Anonymous wrote:What do you mean by disappeared?
Are they communicating less frequently?
Do they know you are struggling?
Have you communicated your needs ?
You said you do not need anything physically or emotionally so what are you expecting?
Anonymous wrote:I’m going through a very hard time right now, perhaps the hardest time of my life. One of my closest friends has really shocked and disappointed me in that she has completely disappeared. I would never have expected that of her in a million years and I have to admit that it’s hurt me. I’ve always been a very independent person and I’m not accustomed to being or feeling vulnerable or “needy” and I hate it.

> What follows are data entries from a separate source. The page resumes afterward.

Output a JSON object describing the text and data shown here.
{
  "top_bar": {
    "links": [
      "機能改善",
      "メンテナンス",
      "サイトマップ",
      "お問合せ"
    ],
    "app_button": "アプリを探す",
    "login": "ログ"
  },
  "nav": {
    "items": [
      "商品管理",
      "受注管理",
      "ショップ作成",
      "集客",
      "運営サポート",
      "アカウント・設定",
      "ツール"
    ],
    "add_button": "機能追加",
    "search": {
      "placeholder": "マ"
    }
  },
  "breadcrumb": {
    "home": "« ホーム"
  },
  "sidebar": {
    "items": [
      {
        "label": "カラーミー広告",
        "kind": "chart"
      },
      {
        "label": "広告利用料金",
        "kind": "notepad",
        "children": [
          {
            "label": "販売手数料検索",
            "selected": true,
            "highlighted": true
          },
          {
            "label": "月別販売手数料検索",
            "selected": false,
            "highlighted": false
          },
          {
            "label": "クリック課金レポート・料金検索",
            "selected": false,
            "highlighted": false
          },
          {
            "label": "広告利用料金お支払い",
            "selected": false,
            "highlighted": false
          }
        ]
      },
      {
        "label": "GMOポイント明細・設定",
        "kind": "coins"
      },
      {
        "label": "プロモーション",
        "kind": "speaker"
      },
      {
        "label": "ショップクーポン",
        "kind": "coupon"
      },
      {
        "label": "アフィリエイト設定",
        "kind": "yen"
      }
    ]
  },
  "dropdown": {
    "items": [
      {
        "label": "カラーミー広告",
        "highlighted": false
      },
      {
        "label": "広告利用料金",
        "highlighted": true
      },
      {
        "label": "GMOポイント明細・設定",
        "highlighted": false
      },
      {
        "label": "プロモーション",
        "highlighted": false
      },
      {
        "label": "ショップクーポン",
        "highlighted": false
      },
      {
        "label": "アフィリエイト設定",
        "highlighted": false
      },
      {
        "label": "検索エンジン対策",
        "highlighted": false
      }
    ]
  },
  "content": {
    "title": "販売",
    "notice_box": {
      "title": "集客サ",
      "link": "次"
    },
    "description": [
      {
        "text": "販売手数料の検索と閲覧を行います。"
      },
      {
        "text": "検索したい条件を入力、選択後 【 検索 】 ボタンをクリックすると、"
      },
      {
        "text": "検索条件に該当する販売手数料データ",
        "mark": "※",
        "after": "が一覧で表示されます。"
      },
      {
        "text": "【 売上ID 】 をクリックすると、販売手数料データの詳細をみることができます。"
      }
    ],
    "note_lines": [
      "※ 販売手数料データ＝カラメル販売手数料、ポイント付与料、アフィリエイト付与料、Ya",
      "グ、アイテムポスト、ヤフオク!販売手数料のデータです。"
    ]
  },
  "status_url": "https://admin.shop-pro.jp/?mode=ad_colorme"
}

To be honest, I don’t actually “need” anything, either practical or emotional. I’m not necessarily wanting to talk about things and I don’t need meals or anything else for that matter. But a quick text to let me know she’s thinking of me every now and then would be nice. I just don’t understand her complete lack of care; it is unimaginable to me in that I’ve never disappeared on a friend like that and never would.

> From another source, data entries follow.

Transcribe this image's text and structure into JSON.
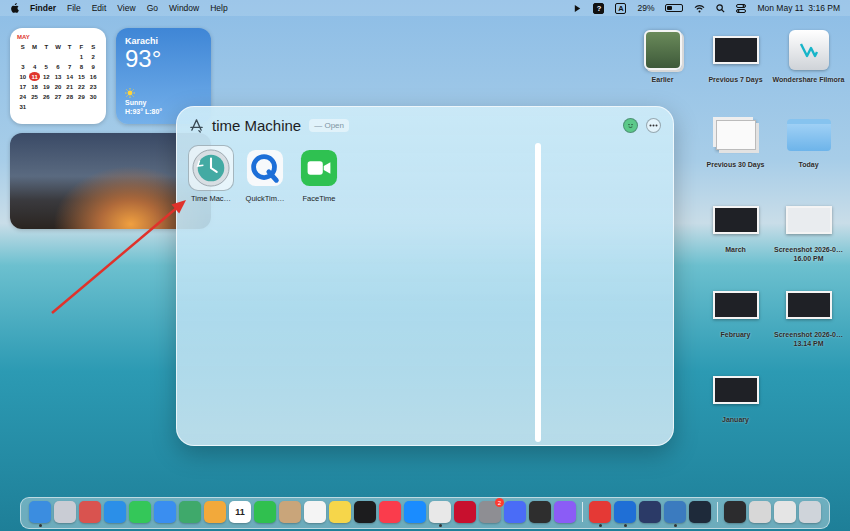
{
  "menu_bar": {
    "items": [
      {
        "label": "Finder",
        "active": true
      },
      {
        "label": "File",
        "active": false
      },
      {
        "label": "Edit",
        "active": false
      },
      {
        "label": "View",
        "active": false
      },
      {
        "label": "Go",
        "active": false
      },
      {
        "label": "Window",
        "active": false
      },
      {
        "label": "Help",
        "active": false
      }
    ],
    "status_glyphs": [
      {
        "text": "?",
        "kind": "filled"
      },
      {
        "text": "A",
        "kind": "outlined"
      }
    ],
    "battery": "29%",
    "battery_level": 0.29,
    "clock": "Mon May 11  3:16 PM"
  },
  "calendar_widget": {
    "month": "MAY",
    "weekdays": [
      "S",
      "M",
      "T",
      "W",
      "T",
      "F",
      "S"
    ],
    "weeks": [
      [
        "",
        "",
        "",
        "",
        "",
        "1",
        "2"
      ],
      [
        "3",
        "4",
        "5",
        "6",
        "7",
        "8",
        "9"
      ],
      [
        "10",
        "11",
        "12",
        "13",
        "14",
        "15",
        "16"
      ],
      [
        "17",
        "18",
        "19",
        "20",
        "21",
        "22",
        "23"
      ],
      [
        "24",
        "25",
        "26",
        "27",
        "28",
        "29",
        "30"
      ],
      [
        "31",
        "",
        "",
        "",
        "",
        "",
        ""
      ]
    ],
    "today": "11"
  },
  "weather_widget": {
    "city": "Karachi",
    "temperature": "93°",
    "condition": "Sunny",
    "range": "H:93° L:80°"
  },
  "search_window": {
    "query": "time Machine",
    "hint": "— Open",
    "results": [
      {
        "label": "Time Mac…",
        "kind": "time-machine",
        "selected": true
      },
      {
        "label": "QuickTim…",
        "kind": "quicktime",
        "selected": false
      },
      {
        "label": "FaceTime",
        "kind": "facetime",
        "selected": false
      }
    ]
  },
  "desktop_items": [
    {
      "label": "Earlier",
      "kind": "stack"
    },
    {
      "label": "Previous 7 Days",
      "kind": "screenshot"
    },
    {
      "label": "Wondershare Filmora",
      "kind": "app"
    },
    {
      "label": "Previous 30 Days",
      "kind": "documents"
    },
    {
      "label": "Today",
      "kind": "folder"
    },
    {
      "label": "March",
      "kind": "screenshot"
    },
    {
      "label": "Screenshot 2026-0…16.00 PM",
      "kind": "screenshot-light"
    },
    {
      "label": "February",
      "kind": "screenshot"
    },
    {
      "label": "Screenshot 2026-0…13.14 PM",
      "kind": "screenshot"
    },
    {
      "label": "January",
      "kind": "screenshot"
    }
  ],
  "dock": {
    "items": [
      {
        "kind": "app",
        "color": "#3b8de0",
        "running": true
      },
      {
        "kind": "app",
        "color": "#c9ccd4",
        "running": false
      },
      {
        "kind": "app",
        "color": "#d9534f",
        "running": false
      },
      {
        "kind": "app",
        "color": "#2b8fe8",
        "running": false
      },
      {
        "kind": "app",
        "color": "#34c759",
        "running": false
      },
      {
        "kind": "app",
        "color": "#3a8ef0",
        "running": false
      },
      {
        "kind": "app",
        "color": "#3fa96b",
        "running": false
      },
      {
        "kind": "app",
        "color": "#f2a93b",
        "running": false
      },
      {
        "kind": "calendar",
        "color": "#ffffff",
        "running": false,
        "text": "11"
      },
      {
        "kind": "app",
        "color": "#30c04f",
        "running": false
      },
      {
        "kind": "app",
        "color": "#c9a57a",
        "running": false
      },
      {
        "kind": "app",
        "color": "#f4f4f4",
        "running": false
      },
      {
        "kind": "app",
        "color": "#f6d64a",
        "running": false
      },
      {
        "kind": "app",
        "color": "#1c1c1e",
        "running": false
      },
      {
        "kind": "app",
        "color": "#fa3c4c",
        "running": false
      },
      {
        "kind": "app",
        "color": "#1a8cff",
        "running": false
      },
      {
        "kind": "app",
        "color": "#e8e8e8",
        "running": true
      },
      {
        "kind": "app",
        "color": "#c8102e",
        "running": false
      },
      {
        "kind": "app",
        "color": "#8e8e93",
        "running": false,
        "badge": "2"
      },
      {
        "kind": "app",
        "color": "#4a6cf7",
        "running": false
      },
      {
        "kind": "app",
        "color": "#2e2e2e",
        "running": false
      },
      {
        "kind": "app",
        "color": "#8b5cf6",
        "running": false
      },
      {
        "kind": "separator",
        "color": "#ffffff",
        "running": false
      },
      {
        "kind": "app",
        "color": "#e53935",
        "running": true
      },
      {
        "kind": "app",
        "color": "#1f6fd6",
        "running": true
      },
      {
        "kind": "app",
        "color": "#2b3a67",
        "running": false
      },
      {
        "kind": "app",
        "color": "#3b7bbf",
        "running": true
      },
      {
        "kind": "app",
        "color": "#1e2a3a",
        "running": false
      },
      {
        "kind": "separator",
        "color": "#ffffff",
        "running": false
      },
      {
        "kind": "app",
        "color": "#2c2c2e",
        "running": false
      },
      {
        "kind": "app",
        "color": "#d7d7d7",
        "running": false
      },
      {
        "kind": "app",
        "color": "#e5e5e5",
        "running": false
      },
      {
        "kind": "app",
        "color": "#cfd4da",
        "running": false
      }
    ]
  }
}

I think because I’m vulnerable right now this is getting to me more than it normally would and I’m kind of letting it wash over me and affect how I’m coping or thinking about my situation. How can I snap out of it and just let it go and focus on the people who have shown up (and even pleasantly surprised me)?

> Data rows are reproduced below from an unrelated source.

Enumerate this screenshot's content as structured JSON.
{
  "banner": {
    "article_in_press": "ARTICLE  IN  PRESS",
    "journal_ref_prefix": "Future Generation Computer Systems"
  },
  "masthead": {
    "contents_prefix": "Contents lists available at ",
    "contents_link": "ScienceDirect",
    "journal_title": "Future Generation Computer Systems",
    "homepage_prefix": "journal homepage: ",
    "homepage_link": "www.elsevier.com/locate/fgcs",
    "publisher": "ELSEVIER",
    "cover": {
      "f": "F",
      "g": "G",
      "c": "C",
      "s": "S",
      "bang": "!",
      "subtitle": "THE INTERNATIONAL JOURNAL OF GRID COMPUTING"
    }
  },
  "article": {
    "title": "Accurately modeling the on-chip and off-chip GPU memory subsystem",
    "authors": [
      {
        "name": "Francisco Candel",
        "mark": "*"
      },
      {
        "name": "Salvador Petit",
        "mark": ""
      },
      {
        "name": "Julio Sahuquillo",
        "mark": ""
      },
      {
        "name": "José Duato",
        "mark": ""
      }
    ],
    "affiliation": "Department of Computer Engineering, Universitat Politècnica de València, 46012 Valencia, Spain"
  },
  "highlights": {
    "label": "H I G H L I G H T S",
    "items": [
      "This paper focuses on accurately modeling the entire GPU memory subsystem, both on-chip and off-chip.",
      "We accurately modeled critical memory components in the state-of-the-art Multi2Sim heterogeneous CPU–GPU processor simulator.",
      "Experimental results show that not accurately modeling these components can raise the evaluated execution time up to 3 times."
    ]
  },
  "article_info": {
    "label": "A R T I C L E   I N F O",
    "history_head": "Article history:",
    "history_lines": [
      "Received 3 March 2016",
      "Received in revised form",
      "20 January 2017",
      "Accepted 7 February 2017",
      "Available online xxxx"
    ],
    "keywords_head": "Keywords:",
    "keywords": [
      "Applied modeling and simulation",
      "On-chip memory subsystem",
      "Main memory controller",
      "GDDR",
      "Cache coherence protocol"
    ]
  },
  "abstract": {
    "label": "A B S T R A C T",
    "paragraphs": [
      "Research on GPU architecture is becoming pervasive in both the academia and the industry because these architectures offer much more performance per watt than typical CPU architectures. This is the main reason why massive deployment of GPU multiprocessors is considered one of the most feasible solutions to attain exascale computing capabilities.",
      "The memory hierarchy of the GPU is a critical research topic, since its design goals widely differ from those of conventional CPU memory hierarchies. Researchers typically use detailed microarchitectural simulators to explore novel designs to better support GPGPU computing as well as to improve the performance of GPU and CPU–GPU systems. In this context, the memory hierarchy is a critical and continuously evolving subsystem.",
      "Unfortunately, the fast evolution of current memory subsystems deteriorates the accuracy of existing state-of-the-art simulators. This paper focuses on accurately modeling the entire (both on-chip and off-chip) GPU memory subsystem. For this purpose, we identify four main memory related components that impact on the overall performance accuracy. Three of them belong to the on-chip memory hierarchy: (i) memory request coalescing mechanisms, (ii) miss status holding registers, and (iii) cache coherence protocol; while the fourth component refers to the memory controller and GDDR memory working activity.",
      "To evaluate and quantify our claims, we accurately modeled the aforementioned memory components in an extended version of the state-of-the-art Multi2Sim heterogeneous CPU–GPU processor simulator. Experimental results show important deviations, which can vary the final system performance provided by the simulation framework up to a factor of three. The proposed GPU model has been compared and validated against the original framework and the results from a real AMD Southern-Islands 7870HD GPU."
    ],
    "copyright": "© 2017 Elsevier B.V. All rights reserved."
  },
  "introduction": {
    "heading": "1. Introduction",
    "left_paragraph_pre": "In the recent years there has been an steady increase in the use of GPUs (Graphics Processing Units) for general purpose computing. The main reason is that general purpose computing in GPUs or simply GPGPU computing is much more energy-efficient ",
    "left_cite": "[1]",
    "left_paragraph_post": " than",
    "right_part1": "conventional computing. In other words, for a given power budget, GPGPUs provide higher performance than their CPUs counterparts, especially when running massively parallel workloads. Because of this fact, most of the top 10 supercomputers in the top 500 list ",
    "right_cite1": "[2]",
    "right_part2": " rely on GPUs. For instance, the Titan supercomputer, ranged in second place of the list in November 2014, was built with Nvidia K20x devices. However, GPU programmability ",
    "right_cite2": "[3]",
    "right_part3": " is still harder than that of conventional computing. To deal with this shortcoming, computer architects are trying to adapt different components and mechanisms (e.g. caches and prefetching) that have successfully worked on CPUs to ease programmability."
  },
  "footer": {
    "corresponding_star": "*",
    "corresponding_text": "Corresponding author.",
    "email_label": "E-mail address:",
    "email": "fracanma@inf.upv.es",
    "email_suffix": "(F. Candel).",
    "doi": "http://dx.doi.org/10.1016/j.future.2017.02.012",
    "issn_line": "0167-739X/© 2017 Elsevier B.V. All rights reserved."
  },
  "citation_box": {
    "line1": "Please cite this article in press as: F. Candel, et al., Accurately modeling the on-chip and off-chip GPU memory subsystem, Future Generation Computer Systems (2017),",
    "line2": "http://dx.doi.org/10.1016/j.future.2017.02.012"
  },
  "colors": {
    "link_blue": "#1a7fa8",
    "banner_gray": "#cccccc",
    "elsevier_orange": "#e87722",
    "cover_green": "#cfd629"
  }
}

Anonymous wrote:Have you reached out to her to ask her how she’s doing? Maybe she’s having a hard time right now too.
Anonymous wrote:Been there, OP. It stinks. Someone I thought was a very close friend totally checked out when my mom died suddenly and it really altered our friendship going forward. On the flip side, some unexpected people reached out and kept reaching out and it made a terrible time more tolerable. I’m sorry you’re struggling, OP, and I hope things improve for you.